Now the police's investigation has concluded that "punishment is considered appropriate where there is either a question of serious violations, or where a failure to react could have negative consequences for the population's compliance with the infection control measures," Saeverud said.

Although Finnes and the restaurant technically broke COVID-19 safety restrictions, too, police said that only Solberg would be fined because she should be held to a higher standard as the country's leading official, Saeverud confirmed to Newsweek.

"Solberg is the country's leader and she has been at the forefront of the restrictions imposed to limit the spread of the virus," Saeverud said to reporters Friday. "It is therefore correct to issue a fine in order to uphold the general public's trust in the rules on social restrictions."

Solberg has been a global leader in coronavirus response practices, quickly instating restrictions at the start of the pandemic that curbed the spread of infection and even allowed the country to loosen its lockdown last summer.

According to the World Health Organization, Norway has reported 100,147 confirmed COVID-19 cases and 683 deaths as of April 9.

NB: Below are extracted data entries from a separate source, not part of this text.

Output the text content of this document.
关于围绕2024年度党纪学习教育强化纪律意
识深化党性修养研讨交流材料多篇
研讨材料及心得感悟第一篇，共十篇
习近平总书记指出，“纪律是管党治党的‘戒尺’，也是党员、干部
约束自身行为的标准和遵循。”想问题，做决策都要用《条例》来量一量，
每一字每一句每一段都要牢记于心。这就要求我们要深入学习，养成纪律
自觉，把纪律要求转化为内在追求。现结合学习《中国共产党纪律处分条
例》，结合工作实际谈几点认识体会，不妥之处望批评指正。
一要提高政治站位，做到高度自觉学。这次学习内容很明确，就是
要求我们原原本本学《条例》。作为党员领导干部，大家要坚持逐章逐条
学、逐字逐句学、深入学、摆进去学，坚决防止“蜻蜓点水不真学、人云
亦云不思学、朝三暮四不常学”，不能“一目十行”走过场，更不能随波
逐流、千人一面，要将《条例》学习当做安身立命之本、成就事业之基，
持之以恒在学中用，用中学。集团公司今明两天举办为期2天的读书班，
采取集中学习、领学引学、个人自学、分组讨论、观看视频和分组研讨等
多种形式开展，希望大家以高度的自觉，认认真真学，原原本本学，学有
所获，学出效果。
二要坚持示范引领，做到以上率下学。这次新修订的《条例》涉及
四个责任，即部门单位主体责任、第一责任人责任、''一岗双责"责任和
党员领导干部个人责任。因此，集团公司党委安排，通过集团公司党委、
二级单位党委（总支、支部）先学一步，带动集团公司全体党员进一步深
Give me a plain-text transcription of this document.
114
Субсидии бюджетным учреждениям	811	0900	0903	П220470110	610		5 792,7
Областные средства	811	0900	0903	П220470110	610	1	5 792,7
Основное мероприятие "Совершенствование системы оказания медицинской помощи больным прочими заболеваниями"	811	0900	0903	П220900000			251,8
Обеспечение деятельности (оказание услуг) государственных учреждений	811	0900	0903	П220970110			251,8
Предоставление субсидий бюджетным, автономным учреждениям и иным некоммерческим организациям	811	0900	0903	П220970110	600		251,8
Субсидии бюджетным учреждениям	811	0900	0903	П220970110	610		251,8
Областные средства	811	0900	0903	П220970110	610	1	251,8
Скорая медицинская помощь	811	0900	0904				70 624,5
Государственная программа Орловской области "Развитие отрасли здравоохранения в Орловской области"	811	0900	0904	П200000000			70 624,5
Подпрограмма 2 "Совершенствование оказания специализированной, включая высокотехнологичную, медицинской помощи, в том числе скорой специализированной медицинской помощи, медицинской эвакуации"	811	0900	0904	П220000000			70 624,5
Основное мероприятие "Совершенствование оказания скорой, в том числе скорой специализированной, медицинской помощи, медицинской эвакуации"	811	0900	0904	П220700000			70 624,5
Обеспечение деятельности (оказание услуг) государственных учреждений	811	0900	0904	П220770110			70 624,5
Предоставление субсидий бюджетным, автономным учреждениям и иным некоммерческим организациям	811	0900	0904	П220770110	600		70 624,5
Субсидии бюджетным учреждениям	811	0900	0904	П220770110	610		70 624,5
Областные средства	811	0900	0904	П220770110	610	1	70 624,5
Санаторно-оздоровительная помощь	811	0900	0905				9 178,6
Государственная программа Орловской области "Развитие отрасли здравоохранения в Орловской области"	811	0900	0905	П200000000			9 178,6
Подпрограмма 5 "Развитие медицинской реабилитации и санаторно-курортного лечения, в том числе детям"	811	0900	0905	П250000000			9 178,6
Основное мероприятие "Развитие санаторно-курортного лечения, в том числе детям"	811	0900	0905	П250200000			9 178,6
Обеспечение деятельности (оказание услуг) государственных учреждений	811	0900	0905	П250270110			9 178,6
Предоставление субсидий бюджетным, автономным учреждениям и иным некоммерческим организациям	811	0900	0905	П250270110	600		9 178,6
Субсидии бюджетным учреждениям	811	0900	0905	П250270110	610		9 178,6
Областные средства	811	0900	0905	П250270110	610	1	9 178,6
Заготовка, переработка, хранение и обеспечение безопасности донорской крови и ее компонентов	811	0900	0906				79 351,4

But in March, the arrival of the more contagious B.1.1.7 variant of the coronavirus in Norway sped up infection rates and increased hospitalizations, alerting officials to bring back safety protocols.

Norway's capital city of Oslo closed all high schools and middle schools and limited visitors in private homes to two people through early April, Reuters reported. Stricter measures were introduced in all 52 municipalities surrounding Oslo as the city braced for a "third wave," Oslo Governing Mayor Raymond Johansen said last month.

Solberg said on April 7 that as long as hospitalizations and infection rates decline, she hopes to pull back COVID-19-related restrictions by the end of June, according to Reuters. She announced a four-step plan to ease the country's prohibitions ahead of the summer travel season. She said that as early as next week, the government will begin repealing some of the rules imposed in March as long as cases decline.

"Before we open up, we need to see low and stable infection rates," Solberg said. "It is important that the number of hospitalizations come down from today's level."

She added that a second reopening phase in late May would raise the maximum number of guests in homes to 10, permit in-person learning at universities, and remove domestic travel bans.

A third phase would ease international travel restrictions and allow more guests in homes. Solberg did not say how long the pending fourth phase will last, but it will include social distancing, remote work and a mandated quarantine for travelers arriving from certain countries.

Bloomberg reported that Solberg's actions have not promoted any calls for her resignation. The prime minister will face election for parliament in September.

This story has been updated to include comment from Saeverud.